Le centenaire Boris Vian
Aujourd’hui mandataire de l’œuvre de Boris Vian et directrice du patrimoine, chaque jour, Nicole répond à l’abondant courrier reçu à son domicile. Sollicitations pour accéder à des documents, créer un spectacle ou une rencontre littéraire, visiter l’appartement, éditer un ouvrage, lancer une recherche universitaire… 2020 est une année un peu spéciale : celle du centenaire de l’auteur de L’Ecume des jours. Depuis le temps que Nicole travaille à la promotion de ses œuvres, d’abord au côté d’Ursula et de D’dée (alias Christian Trisot, grand ami de Vian) puis seule depuis qu’ils sont décédés, les multiples hommages rendus cette année représentent pour elle un accomplissement. « Elle a dépensé une énergie considérable pour organiser les festivités », souligne Thieri Foulc, artiste peintre et satrape du Collège de Pataphysique, « société de recherches savantes et inutiles » dont faisait partie Vian. « Elle y a même laissé sa santé à certains moments. »
Toute sa vie d’adulte, Nicole a vécu et/ou travaillé dans l’appartement qu’avait aménagé le couple Vian-Kübler. Presque rien n’y a bougé. « Je me sers de tout ce qui est ici en y faisant bien attention. » Nicole montre avec plaisir l’atelier où sont encore tous les outils de l’ingénieux ingénieur qu’il était, le meuble de musique ‒ conçu par l’écrivain ‒ dans lequel est dissimulée une platine vinyle, la collection de disques toujours en place sur les étagères, les équerres fétiches accrochées un peu partout… Et le bureau du fameux satrape, sur lequel elle a disposé tous les ouvrages sortis cette année : BD, livre pour enfants, coffret spécial, etc.
S’investir pour survivre
Une telle intimité étonne, alors que Nicole n’a jamais fréquenté l’homme. Quand Boris Vian est décédé, elle avait trois ans. Et en 1976, lorsqu’elle a rencontré sa veuve dans le sud de la France, elle connaissait à peine son œuvre. « Puis, avec Ursula, nous nous sommes revues quelques fois, jusqu’à ce que je débarque cité Véron, quand j’ai eu besoin d’aide », résume-t-elle pudiquement. A partir de 1980, Nicole Bertolt a compulsé tous les manuscrits, partitions, coupures de journaux que Vian conservait. Elle les a triés et archivés pour en permettre la consultation. D’abord bénévolement, vivant de petits jobs à côté. « Puis il y avait un travail tellement colossal que j’ai tout lâché pour m’y consacrer. » Elle a lu les ouvrages que possédait l’écrivain, écouté ses disques, fréquenté ses amis et les membres de sa famille.

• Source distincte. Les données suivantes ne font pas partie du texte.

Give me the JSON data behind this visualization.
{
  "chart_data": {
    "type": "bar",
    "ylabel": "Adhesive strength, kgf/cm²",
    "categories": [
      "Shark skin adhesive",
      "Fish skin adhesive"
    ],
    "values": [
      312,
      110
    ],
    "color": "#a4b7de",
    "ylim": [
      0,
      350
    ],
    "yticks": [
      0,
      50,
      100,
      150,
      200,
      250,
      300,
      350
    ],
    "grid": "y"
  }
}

Personne aussi bien qu’elle ne connait l’auteur, mais aussi l’homme. Avec le recul, Nicole analyse : « Lorsqu’on est au bout du bout, on est obligé d’aller puiser tout au fond de soi d’autres mots, d’autres explications, d’autres couleurs, d’autres saveurs qui permettent de développer une créativité qui est de l’ordre de la survie. Vian l’a ressenti, lui qui a vécu toute sa courte vie avec une maladie cardiaque. Moi-même aussi en tant qu’enfant maltraitée quand je suis arrivée dans cet univers. » Peut-être l’une des clefs pour saisir son intimité avec l’écrivain disparu ? « Ma mère a un côté spirituel puissant, assure Jessica Oros, sa fille de 28 ans. Elle est en contact toute la journée avec quelqu’un qui n’est plus de ce monde mais qui est pourtant tellement actuel. »
Deuxième famille
Nicole est devenue commanderesse de l’Ordre de la Grande Gidouille, au sein du Collège de Pataphysique, « comme Boris Vian ». « C’est un grade que l’on attribue à ceux qui ont vraiment soutenu le Collège » , précise Thieri Foulc. « Or, Nicole nous a souvent accueillis cité Véron pour diverses manifestations. » Finalement, avec Ursula, D’dée et tous les autres qui passaient dans cet appartement où l’on vivait un peu « à la soixante-huitarde », elle s’est trouvé une deuxième famille. Ursula avait même pensé à l’adopter, peu avant son décès, en 2010. Et Nicole a été la curatrice de la fille de Boris Vian, Carole, atteinte d’une maladie chronique, pendant quatorze ans.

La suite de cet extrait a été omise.